When a movement dubbed the Tamarrud (‘rebellion’) emerged demanding that the Muslim Brotherhood’s leader, President Mohamed Morsi, be removed or replaced by early elections, al-Aswany wrote prolifically in support of it.
When the military ousted Morsi in July 2013, al-Aswany also supported their decision to interfere “to save Egypt”. This raised the ire of Islamists across the country, and he became one of the Muslim Brotherhood’s biggest enemies. When, the following month, the military violently cleared two camps of Morsi supporters who were protesting his ouster, killing nearly a thousand people in the process, al-Aswany denounced the deaths but not the clearance of the camps. He repeatedly called the Muslim Brotherhood terrorists, blaming them for setting fire to hundreds of churches across the country in retribution.
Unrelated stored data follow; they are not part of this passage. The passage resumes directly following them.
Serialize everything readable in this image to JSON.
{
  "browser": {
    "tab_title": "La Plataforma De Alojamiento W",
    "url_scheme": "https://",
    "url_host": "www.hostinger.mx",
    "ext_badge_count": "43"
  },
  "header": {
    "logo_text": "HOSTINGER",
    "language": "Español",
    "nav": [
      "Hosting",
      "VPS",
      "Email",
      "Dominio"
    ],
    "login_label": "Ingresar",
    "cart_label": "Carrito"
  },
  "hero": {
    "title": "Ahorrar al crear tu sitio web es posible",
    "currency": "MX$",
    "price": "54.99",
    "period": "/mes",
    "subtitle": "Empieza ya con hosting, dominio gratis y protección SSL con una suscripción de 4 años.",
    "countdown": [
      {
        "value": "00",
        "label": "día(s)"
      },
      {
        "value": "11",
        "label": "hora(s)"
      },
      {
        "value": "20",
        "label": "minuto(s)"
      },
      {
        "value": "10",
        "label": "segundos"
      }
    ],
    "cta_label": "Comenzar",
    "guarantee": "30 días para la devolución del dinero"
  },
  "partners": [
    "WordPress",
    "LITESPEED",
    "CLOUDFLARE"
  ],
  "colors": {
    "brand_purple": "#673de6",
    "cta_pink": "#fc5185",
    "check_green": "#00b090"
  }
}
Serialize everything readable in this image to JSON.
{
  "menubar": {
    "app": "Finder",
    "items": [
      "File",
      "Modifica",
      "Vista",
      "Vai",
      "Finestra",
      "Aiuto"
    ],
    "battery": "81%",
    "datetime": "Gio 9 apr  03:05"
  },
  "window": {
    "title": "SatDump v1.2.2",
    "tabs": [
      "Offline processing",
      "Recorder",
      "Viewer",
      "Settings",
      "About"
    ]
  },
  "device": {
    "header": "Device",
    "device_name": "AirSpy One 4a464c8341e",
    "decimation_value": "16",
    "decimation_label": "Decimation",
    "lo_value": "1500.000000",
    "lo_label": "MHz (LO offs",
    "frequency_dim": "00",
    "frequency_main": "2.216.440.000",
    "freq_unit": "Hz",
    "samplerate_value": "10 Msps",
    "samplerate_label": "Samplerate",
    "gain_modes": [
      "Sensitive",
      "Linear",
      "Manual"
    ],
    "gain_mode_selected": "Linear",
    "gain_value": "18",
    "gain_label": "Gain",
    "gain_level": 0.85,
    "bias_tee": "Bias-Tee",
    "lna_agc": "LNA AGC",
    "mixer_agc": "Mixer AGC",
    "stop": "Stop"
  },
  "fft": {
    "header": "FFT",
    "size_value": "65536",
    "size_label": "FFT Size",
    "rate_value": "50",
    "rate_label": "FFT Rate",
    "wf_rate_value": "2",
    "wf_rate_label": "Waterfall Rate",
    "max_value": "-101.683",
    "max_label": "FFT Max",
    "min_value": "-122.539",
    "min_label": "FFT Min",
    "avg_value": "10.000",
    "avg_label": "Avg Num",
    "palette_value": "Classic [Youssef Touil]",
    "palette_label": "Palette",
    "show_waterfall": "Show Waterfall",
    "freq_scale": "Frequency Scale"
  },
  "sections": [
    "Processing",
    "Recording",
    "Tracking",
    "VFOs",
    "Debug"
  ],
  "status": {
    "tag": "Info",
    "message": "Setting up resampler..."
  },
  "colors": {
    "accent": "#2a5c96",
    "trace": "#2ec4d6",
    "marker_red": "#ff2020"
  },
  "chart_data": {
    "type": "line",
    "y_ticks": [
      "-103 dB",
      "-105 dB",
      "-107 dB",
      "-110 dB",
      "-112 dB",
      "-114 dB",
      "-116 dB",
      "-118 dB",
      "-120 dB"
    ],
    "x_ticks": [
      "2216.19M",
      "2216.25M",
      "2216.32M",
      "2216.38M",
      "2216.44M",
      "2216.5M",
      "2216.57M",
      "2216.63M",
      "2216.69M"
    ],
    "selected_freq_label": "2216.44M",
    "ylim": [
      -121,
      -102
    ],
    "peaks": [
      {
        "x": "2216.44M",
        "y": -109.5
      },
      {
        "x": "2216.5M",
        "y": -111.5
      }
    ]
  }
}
After former army chief Abdel Fatah Al-Sisi assumed the presidency in 2014, al-Aswany was perturbed by the military’s quick return to power. He had hoped the Tamurrud would pave the way for a civilian government to take over. Instead, it had cemented the role of the army in Egyptian politics to an extent not seen even under Mubarak.
Three years on, al-Aswany remains a controversial figure. He says he has been barred from appearing in any TV shows or writing for any Egyptian media outlets, whether state run or private. He is still hated by most Islamists, who accuse him of contributing to Morsi’s ouster, the death of thousands of civilians and a return to military rule. One thing has not changed, however: he continues to criticize those in power, arguing that a democratic, liberal alternative to the army and the Islamists is the only way for the country to progress.